就在这时,传习所那扇被烟熏黑的大门后,跌跌撞撞走出一个身影。
那是个和尚。
一身灰色僧袍沾满了黑灰,脸上原本是一双精明的眸子,此刻却只剩下两个血肉模糊的黑洞,血水顺着脸颊蜿蜒而下,滴在怀中捧着的一卷羊皮册子上。
是心焚僧。
他似乎听到了那震天的吼声,嘴角扯出一个惨然的弧度,摸索着向前走了几步,双手将那卷册子高高举起。

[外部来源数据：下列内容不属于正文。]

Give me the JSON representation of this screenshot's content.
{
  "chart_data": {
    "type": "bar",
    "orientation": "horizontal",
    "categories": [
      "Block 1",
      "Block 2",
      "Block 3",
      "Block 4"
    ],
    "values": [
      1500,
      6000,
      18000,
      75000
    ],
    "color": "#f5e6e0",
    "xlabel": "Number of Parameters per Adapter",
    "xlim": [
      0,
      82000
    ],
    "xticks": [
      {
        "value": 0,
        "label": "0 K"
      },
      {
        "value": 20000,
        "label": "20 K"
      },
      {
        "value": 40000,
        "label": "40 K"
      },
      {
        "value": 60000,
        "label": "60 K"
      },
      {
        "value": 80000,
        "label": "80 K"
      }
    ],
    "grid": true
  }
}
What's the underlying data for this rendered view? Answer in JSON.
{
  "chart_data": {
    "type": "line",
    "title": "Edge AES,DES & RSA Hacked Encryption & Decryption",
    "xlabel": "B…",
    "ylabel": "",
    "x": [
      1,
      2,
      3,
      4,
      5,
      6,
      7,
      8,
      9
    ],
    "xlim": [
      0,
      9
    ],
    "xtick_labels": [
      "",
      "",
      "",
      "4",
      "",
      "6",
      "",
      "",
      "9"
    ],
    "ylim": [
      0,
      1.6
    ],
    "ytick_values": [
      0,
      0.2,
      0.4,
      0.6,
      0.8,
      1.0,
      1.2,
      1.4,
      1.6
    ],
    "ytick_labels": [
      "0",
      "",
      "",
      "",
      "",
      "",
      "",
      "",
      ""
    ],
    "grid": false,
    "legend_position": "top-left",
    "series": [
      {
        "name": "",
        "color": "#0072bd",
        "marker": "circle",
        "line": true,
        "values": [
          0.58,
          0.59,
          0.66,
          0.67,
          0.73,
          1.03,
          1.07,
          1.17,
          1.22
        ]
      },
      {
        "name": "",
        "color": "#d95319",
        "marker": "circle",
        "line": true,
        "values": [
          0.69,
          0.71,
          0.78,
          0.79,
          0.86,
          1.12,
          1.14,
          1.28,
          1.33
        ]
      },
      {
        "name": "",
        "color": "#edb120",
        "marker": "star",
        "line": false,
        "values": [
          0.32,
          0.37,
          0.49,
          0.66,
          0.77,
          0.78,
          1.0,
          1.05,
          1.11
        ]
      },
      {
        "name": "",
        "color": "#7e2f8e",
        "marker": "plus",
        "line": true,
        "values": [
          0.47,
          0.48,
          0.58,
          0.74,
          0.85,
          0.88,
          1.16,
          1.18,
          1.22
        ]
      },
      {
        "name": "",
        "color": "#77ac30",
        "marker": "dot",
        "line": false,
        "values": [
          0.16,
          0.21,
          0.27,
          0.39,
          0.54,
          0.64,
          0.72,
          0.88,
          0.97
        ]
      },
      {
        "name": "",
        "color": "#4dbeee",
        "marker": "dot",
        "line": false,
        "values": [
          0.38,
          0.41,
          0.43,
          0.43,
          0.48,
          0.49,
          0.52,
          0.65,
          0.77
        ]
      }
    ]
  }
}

“九渊祭司已死,我是个赎罪的瞎子。”他的声音空洞得像风穿过破庙,“这是《九渊药禁录》,里面记了三百种邪术毒理的解法。沈姑娘……不,堂主,这算是贫僧给这新医堂铺的一块砖。”
云知夏走下高台,伸手接过那卷带着血腥气的羊皮册。
还没等她开口,一阵急促的马蹄声硬生生撕裂了人群外围的防线。
并没有侍卫敢拦。
萧临渊翻身下马,那身玄色蟒袍在火光映照下泛着冷冽的金属光泽。
他甚至没有看一眼那满地的药奴和那个瞎眼和尚,大步流星地跨上台阶,直到逼近云知夏身前三步才停下。